President Trump Suspended Immigration to U.S for 60 days
Alabama Senate former Attorney General Jeff Sessions says: American families and workers must come first on all jobs
Los Angeles, April. 22, 2020
NRIpress.club/Ramesh/ A.Gary Singh Grewal
President Trump on Wednesday said he would sign an executive order limiting immigration into the country, as he hailed what he said was a “very tight” security situation at the southern border.
“I will be signing my Executive Order prohibiting immigration into our Country today,” he tweeted. “In the meantime, even without this order, our Southern Border, aided substantially by the 170 miles of new Border Wall & 27,000 Mexican soldiers, is very tight -- including for human trafficking!”
Trump had announced the order on Monday, but had given few details.
On Tuesday he said that it would last for 60 days before it was reevaluated in the context of unemployment figures and economic figures. Immigration hawks have been calling for such an order for weeks, and had included prominent figures such as former Attorney General Jeff Sessions.
“By pausing immigration we will help put unemployed Americans first in line for jobs,” Trump said. “We must first take care of the American worker.”
- It would be wrong and unjust for Americans laid off by the virus to be replaced with new immigrant labor flown in from abroad.

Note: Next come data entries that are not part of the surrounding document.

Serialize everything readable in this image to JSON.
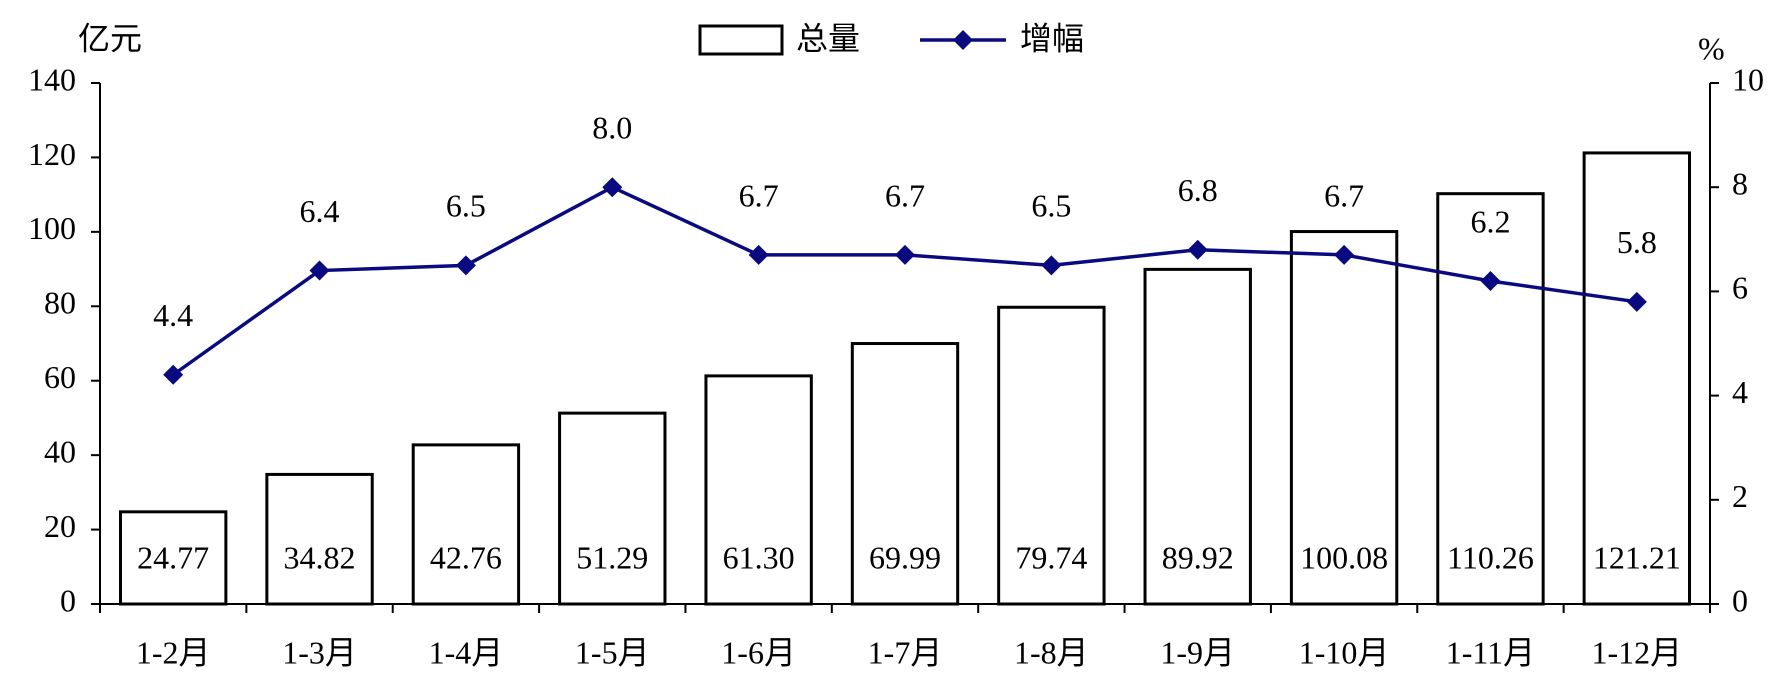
{
  "chart_data": {
    "type": "bar",
    "categories": [
      "1-2月",
      "1-3月",
      "1-4月",
      "1-5月",
      "1-6月",
      "1-7月",
      "1-8月",
      "1-9月",
      "1-10月",
      "1-11月",
      "1-12月"
    ],
    "y_label": "亿元",
    "y2_label": "%",
    "ylim": [
      0,
      140
    ],
    "yticks": [
      0,
      20,
      40,
      60,
      80,
      100,
      120,
      140
    ],
    "y2lim": [
      0,
      10
    ],
    "y2ticks": [
      0,
      2,
      4,
      6,
      8,
      10
    ],
    "legend": "top",
    "series": [
      {
        "name": "总量",
        "type": "bar",
        "color": "#ffffff",
        "stroke": "#000000",
        "values": [
          24.77,
          34.82,
          42.76,
          51.29,
          61.3,
          69.99,
          79.74,
          89.92,
          100.08,
          110.26,
          121.21
        ],
        "value_labels": [
          "24.77",
          "34.82",
          "42.76",
          "51.29",
          "61.30",
          "69.99",
          "79.74",
          "89.92",
          "100.08",
          "110.26",
          "121.21"
        ]
      },
      {
        "name": "增幅",
        "type": "line",
        "axis": "y2",
        "color": "#0a0a80",
        "values": [
          4.4,
          6.4,
          6.5,
          8.0,
          6.7,
          6.7,
          6.5,
          6.8,
          6.7,
          6.2,
          5.8
        ],
        "value_labels": [
          "4.4",
          "6.4",
          "6.5",
          "8.0",
          "6.7",
          "6.7",
          "6.5",
          "6.8",
          "6.7",
          "6.2",
          "5.8"
        ]
      }
    ]
  }
}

- Trump’s order will only apply to those seeking employment-based green cards and relatives of green card holders who are not citizens. About a million green cards were granted in fiscal 2019, with about half going to relatives of U.S. citizens.
TRUMP SAYS CORONAVIRUS IMMIGRATION SUSPENSION WILL LAST 60 DAYS
That would then not affect temporary work visas, something that falls short of what was being called for by hawks like Sessions. However, the issuance of many temporary visas has already been halted by the State Department, although the distribution of temporary agricultural visas has been streamlined.
The order comes as the U.S. economy spirals due to lockdowns stemming from the coronavirus crisis.
- The Labor Department said: 25 million Americans filed for unemployment benefits in the week ending April 14. That brings total claims over the four weeks ended April 11 to nearly 22 million workers, which erased all of the labor market gains since the 2008 financial crisis.
Alabama Senate hopeful and former Attorney General Jeff Sessionson Thursday called for a moratorium on all employment-based immigration until the U.S. returns to pre-coronavirus crisis unemployment levels.
- “American families and workers must come first. It is morally wrong and economically disastrous to import more foreign workers when millions of Americans are out of work through no fault of their own,” he said in a statement.